Devo ser uma lesma… alada,
um bicho-papão em mutação,
uma espécie de dragão, muito gosmento,
a ser colado na imaginação das crianças.

De início, fui uma lesma católica;
depois, tornei-me uma marxista;
freudiana; nietzscheana; reichana;
e, hoje, sou uma lesma quase feliz:
uma espécie de catassol aprendiz,
que ama navios perfumados a mar.

É, agora estou literalmente a ver navios,
que sabem…: a tristeza ou a felicidade
são migratórios pássaros de passagem.

Embora lenta… a sabedoria da minha lesma
ensinou-me que tudo é rápido, muito rápido,
que o relevante não é a distância percorrida,
porém a profundidade e a altura do calado à
geração de rastros, na busca de longínquos.

Melhor do que um milhão de beijos: um único dado.
Melhor que um milhão de olhares: um único amado.
Melhor que uma biblioteca inteira: um poema alado.

Sim,
meu relógio são relâmpagos:
a hora exata dos vaga-lumes,
das araras… e das maritacas!

Ramiro Conceição disse...

é óbvio que é Atlântida

Deyse disse...

kkkk... para Natal/RN é Fabricio? sei..kkkk
então vamos testar ir ao outro lado oposto do país..rsrs

Magda Albuquerque disse...

Acredito muito nisso.
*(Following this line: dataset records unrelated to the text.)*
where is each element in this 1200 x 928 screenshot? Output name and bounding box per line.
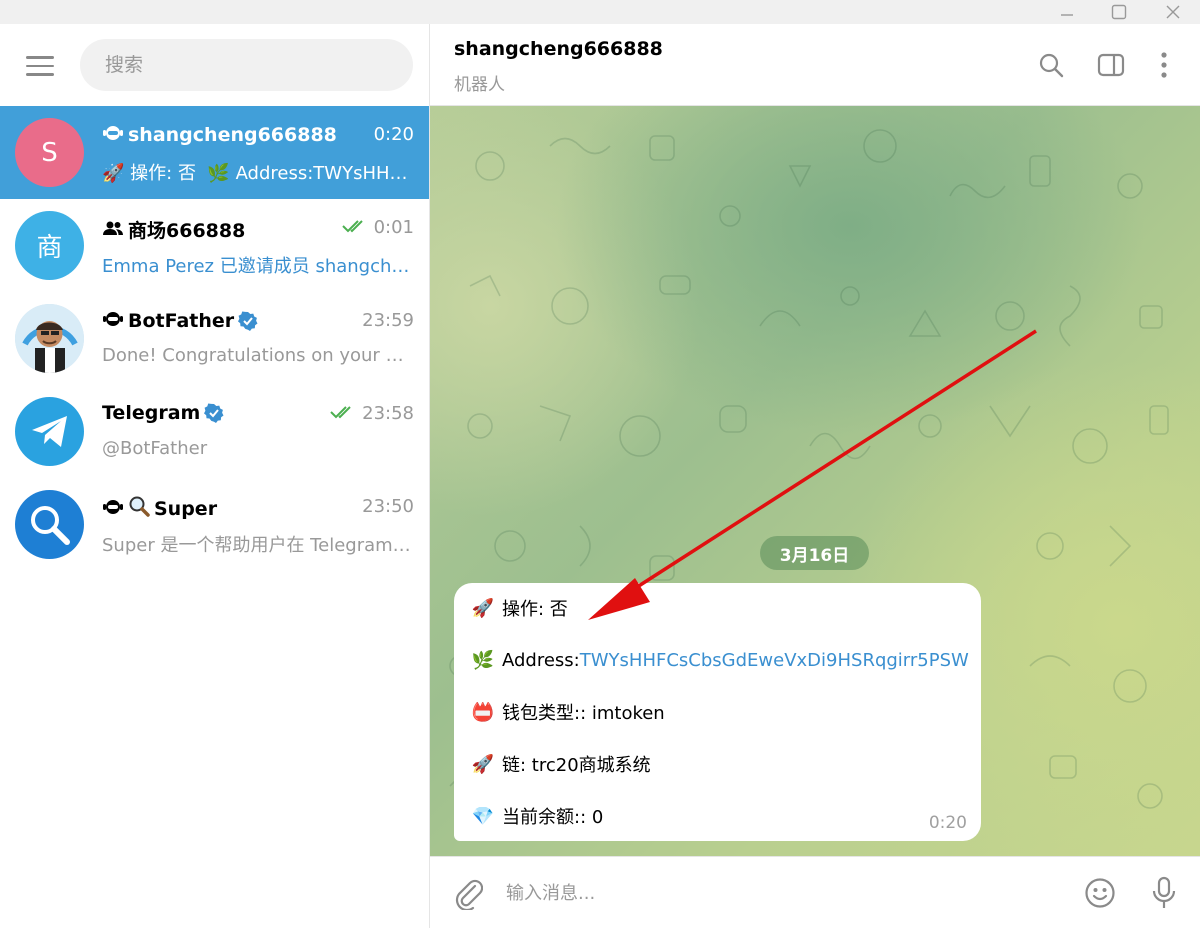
- message-bubble[interactable]: 🚀 操作: 否 🌿 Address: TWYsHHFCsCbsGdEweVxDi9…: [454, 583, 981, 841]
- message-line-wallet: 📛 钱包类型:: imtoken: [470, 699, 665, 725]
- botfather-avatar: [15, 304, 84, 373]
- chat-preview: 🚀 操作: 否 🌿 Address:TWYsHHFCsCbsGdEweVxDi9…: [102, 159, 414, 185]
- chat-item-shangcheng666888[interactable]: S shangcheng666888 0:20 🚀 操作: 否 🌿 Addres…: [0, 106, 429, 199]
- chat-time: 0:20: [373, 124, 414, 145]
- chat-preview: @BotFather: [102, 438, 208, 459]
- search-input[interactable]: [80, 39, 413, 91]
- paperclip-icon[interactable]: [448, 873, 488, 913]
- chat-list: S shangcheng666888 0:20 🚀 操作: 否 🌿 Addres…: [0, 106, 429, 571]
- message-text: 操作: 否: [502, 599, 568, 620]
- chat-name-text: shangcheng666888: [128, 123, 337, 146]
- chat-item-botfather[interactable]: BotFather 23:59 Done! Congratulations on…: [0, 292, 429, 385]
- more-vertical-icon[interactable]: [1147, 48, 1181, 82]
- chat-name: Super: [102, 495, 217, 522]
- date-separator: 3月16日: [760, 536, 869, 570]
- chat-item-shangchang666888[interactable]: 商 商场666888 0:01 Emma Perez 已邀请成员 shangch…: [0, 199, 429, 292]
- minimize-icon[interactable]: [1044, 0, 1090, 24]
- smile-icon[interactable]: [1080, 873, 1120, 913]
- chat-time-text: 0:01: [373, 217, 414, 238]
- super-avatar: [15, 490, 84, 559]
- rocket-icon: 🚀: [471, 753, 495, 775]
- chat-name-text: Telegram: [102, 402, 201, 424]
- chat-time: 23:58: [330, 403, 414, 424]
- avatar: S: [15, 118, 84, 187]
- message-input[interactable]: [506, 873, 1066, 913]
- avatar-letter: S: [41, 137, 58, 168]
- search-icon[interactable]: [1034, 48, 1068, 82]
- rocket-icon: 🚀: [102, 163, 125, 184]
- double-check-icon: [330, 403, 356, 424]
- chat-name-text: 商场666888: [128, 220, 246, 242]
- verified-badge-icon: [238, 311, 258, 331]
- bot-icon: [102, 123, 124, 146]
- chat-name: 商场666888: [102, 216, 245, 243]
- avatar: 商: [15, 211, 84, 280]
- herb-icon: 🌿: [207, 163, 230, 184]
- chat-preview-address: Address:TWYsHHFCsCbsGdEweVxDi9HSRqgirr5P…: [235, 163, 414, 184]
- chat-title[interactable]: shangcheng666888: [454, 38, 663, 60]
- sidebar-toggle-icon[interactable]: [1094, 48, 1128, 82]
- chat-preview: Emma Perez 已邀请成员 shangcheng666888: [102, 256, 414, 277]
- chat-time-text: 23:58: [362, 403, 414, 424]
- group-icon: [102, 219, 124, 241]
- verified-badge-icon: [204, 403, 224, 423]
- message-line-address: 🌿 Address: TWYsHHFCsCbsGdEweVxDi9HSRqgirr…: [470, 647, 969, 673]
- bot-icon: [102, 309, 124, 332]
- gem-icon: 💎: [471, 805, 495, 827]
- chat-preview-prefix: 操作: 否: [130, 163, 196, 184]
- avatar-letter: 商: [36, 233, 63, 263]
- close-icon[interactable]: [1150, 0, 1196, 24]
- chat-time: 23:50: [362, 496, 414, 517]
- message-time: 0:20: [928, 813, 967, 833]
- chat-header: shangcheng666888 机器人: [430, 24, 1200, 106]
- message-text: 链: trc20商城系统: [502, 755, 651, 776]
- microphone-icon[interactable]: [1144, 873, 1184, 913]
- message-text: Address:: [502, 649, 580, 671]
- maximize-icon[interactable]: [1096, 0, 1142, 24]
- chat-time: 0:01: [341, 217, 414, 238]
- bot-icon: [102, 497, 124, 520]
- magnifier-icon: [128, 495, 150, 522]
- message-line-chain: 🚀 链: trc20商城系统: [470, 751, 651, 777]
- message-line-operation: 🚀 操作: 否: [470, 595, 568, 621]
- sidebar-header: [0, 24, 429, 106]
- window-titlebar: [0, 0, 1200, 24]
- hamburger-menu-icon[interactable]: [20, 46, 60, 86]
- chat-time: 23:59: [362, 310, 414, 331]
- message-line-balance: 💎 当前余额:: 0: [470, 803, 604, 829]
- chat-name-text: BotFather: [128, 309, 235, 332]
- chat-preview: Done! Congratulations on your new bot.: [102, 345, 414, 366]
- chat-item-super[interactable]: Super 23:50 Super 是一个帮助用户在 Telegram 中搜索的…: [0, 478, 429, 571]
- chat-preview: Super 是一个帮助用户在 Telegram 中搜索的机器人: [102, 535, 414, 556]
- rocket-icon: 🚀: [471, 597, 495, 619]
- chat-panel: shangcheng666888 机器人 3月16日 🚀 操作: 否 🌿 Add…: [430, 24, 1200, 928]
- chat-name: BotFather: [102, 309, 258, 332]
- chat-name-text: Super: [154, 497, 218, 520]
- message-text: 钱包类型:: imtoken: [502, 703, 665, 724]
- sidebar: S shangcheng666888 0:20 🚀 操作: 否 🌿 Addres…: [0, 24, 429, 928]
- address-link[interactable]: TWYsHHFCsCbsGdEweVxDi9HSRqgirr5PSW: [580, 650, 969, 671]
- herb-icon: 🌿: [471, 649, 495, 671]
- chat-name: shangcheng666888: [102, 123, 337, 146]
- chat-background: 3月16日 🚀 操作: 否 🌿 Address: TWYsHHFCsCbsGdEw…: [430, 106, 1200, 856]
- telegram-avatar: [15, 397, 84, 466]
- double-check-icon: [341, 217, 368, 238]
- chat-item-telegram[interactable]: Telegram 23:58 @BotFather: [0, 385, 429, 478]
- message-composer: [430, 856, 1200, 928]
- message-text: 当前余额:: 0: [502, 807, 604, 828]
- chat-subtitle: 机器人: [454, 75, 505, 95]
- name-badge-icon: 📛: [471, 701, 495, 723]
- chat-name: Telegram: [102, 402, 224, 424]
É impressionante o quanto é real. Hahaha.
Muito bom (só pra variar,né? rs)

Sadi disse...

E quem já namorou a 3789km (Recife)?


**risos**

Abraços!

Sadi

Nina Vieira disse...

Carpinejar, seu lindo...
Te sigo no twitter (acho que você também me segue - @cronistaamadora, prazer), mas nunca vim aqui.
Tenho medo dessa interpretação que você faz de mim.
Mil abraços e obrigada.

Anônimo disse...

Ou seja... seja rico, tenha dinheiro para poder comprar passagens!

Rafael Franzon disse...

Muito legal, cara! Minha primeira visita ao blog, gostei mt do texto!

Luciana Santa Rita disse...

Adorei! Estou indo a Machu Picchu amanhã e passsei por essa situação hoje. Andava ao som do vento por Lima, pensando o que poderia me fazer melhor fora uma grande aventura e me deparei com proposta encantadora. Lembrei da postagem e lembrei que só podemos conduzir aquilo que podemos dar nome e, com certeza, para estar aberto é preciso estar sempre predisposto a deixar acontecer...

Rúbida Rosa disse...

É... acho que tô precisando viajar!!!

Sueli Gutierrez disse...

Ótimo texto, serviu pra mim, fiquei com uma vontade danada de ir para Bora Bora.

Mas como não tenho dinheiro, vou ver se resolve dar uma voltinha até a rodoviária Tietê.
hahaha

Cristiane disse...

Adorei o texto, parabéns ele é perfeito, gostoso de ler, enquanto ia descendo as linhas, um sorriso se abriu, e veio uma enxurrada de lembranças, e só pra constar, há quatro anos atrás quando mudei de cidade, encontrei o amor da minha vida....

Nah disse...

Ótimo texto!! Acho que vou fazer uma viagem nos próximos dias, hehehe!

Thales Lenin disse...
Este comentário foi removido pelo autor.
Thales Lenin disse...

E aqueles que se encontram em uma cidade sendo ambos externos de terras não similar, confluindo apenas eu suas discrepâncias constantes, a distância da viagem do outro um aumenta a de cada um.

Anônimo disse...

Aconteceu comigo: passei no vestibular em outro estado e lá vem meu amorzinho voltando, e pra ficar. Não ficou, mas tentar foi i-r-r-e-s-i-s-t-i-v-e-l. Adoro me encontrar nos teus textos Fabricio!

Débora disse...

ah tá muito obrigada ajudou pacas!
Hoje mesmo me mudo pra outro planeta que é pra ter certeza de que vai rolar algo de legal!

Mariana Teles disse...

Conheci o amor da minha vida a quatro meses de um intercâmbio de um ano e meio.
O amor durou (dura) e o intercâmbio encurtou-se.

Sou a prova viva da sua teoria, risos.